Is all that compassionate? Not if they were human. But they’re not human, you see, so there’s nothing unethical in any of those actions.
Animals do not think about the “meaning” of their lives. They do not contemplate their own deaths when they are healthy. They generally do not become “suicidal” — nor are they competent to understand the term — no matter how much they are suffering. Most of them are not self-aware (and the ones that are — elephants, gorillas — are not pets). They do not compare themselves to others of their species, or feel it is unjust that they are suffering while other animals are healthy. With few exceptions, they do not attach either a cost or a benefit to the death of any other animal. They do not look up at their kindly veterinarians and wonder if he or she is the one who will end their lives.

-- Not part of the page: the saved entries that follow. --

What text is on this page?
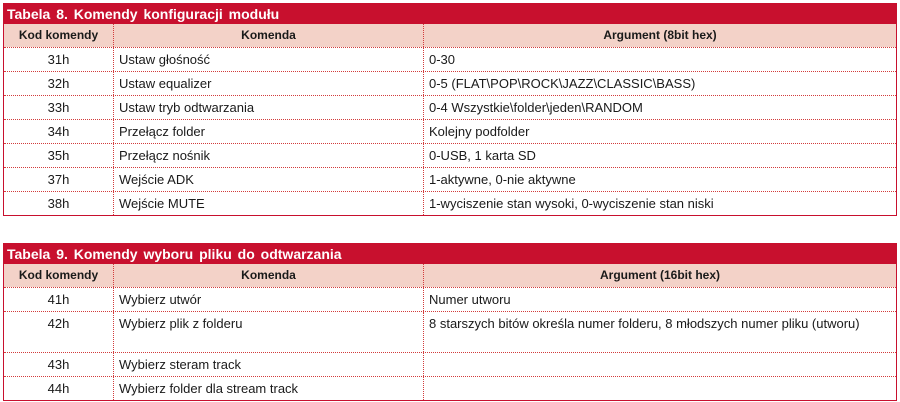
Tabela 8. Komendy konfiguracji modułu
Kod komendy	Komenda	Argument (8bit hex)
31h	Ustaw głośność	0-30
32h	Ustaw equalizer	0-5 (FLAT\POP\ROCK\JAZZ\CLASSIC\BASS)
33h	Ustaw tryb odtwarzania	0-4 Wszystkie\folder\jeden\RANDOM
34h	Przełącz folder	Kolejny podfolder
35h	Przełącz nośnik	0-USB, 1 karta SD
37h	Wejście ADK	1-aktywne, 0-nie aktywne
38h	Wejście MUTE	1-wyciszenie stan wysoki, 0-wyciszenie stan niski
Tabela 9. Komendy wyboru pliku do odtwarzania
Kod komendy	Komenda	Argument (16bit hex)
41h	Wybierz utwór	Numer utworu
42h	Wybierz plik z folderu	8 starszych bitów określa numer folderu, 8 młodszych numer pliku (utworu)
43h	Wybierz steram track
44h	Wybierz folder dla stream track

People do all these things, which is why we ascribed so much importance to this decision. And therefore cherrypicking one feature of the human-animal relationship by euthanasia advocates — one that happens to dovetail with a desired but momentous change to the human-human relationship — should not be rhetorically admissible as a standard against which to judge our treatment of fellow humans.
I expect many animal owners will consider my views a sign of disdain for the love they feel for their pets. On the contrary. My family has always had dogs, and we have had them put down when their joy in life was over — with sadness but not guilt — and mourned their passing. So fierce love for pets is something I understand and respect. I just don’t think legal euthanasia should ever have become a contested site to be won by whoever could prove themselves to be most loving and compassionate. There’s something about animals linked to this topic that invites such contests.
Although I join sympathetically with those who say, “I wish it were as simple a decision for human suffering as it is for our animals,” I consider any attempt to bind our compassion for animals to an endorsement of human euthanasia sentimental kitsch, and heartily wish such species relativism were absent from the debate.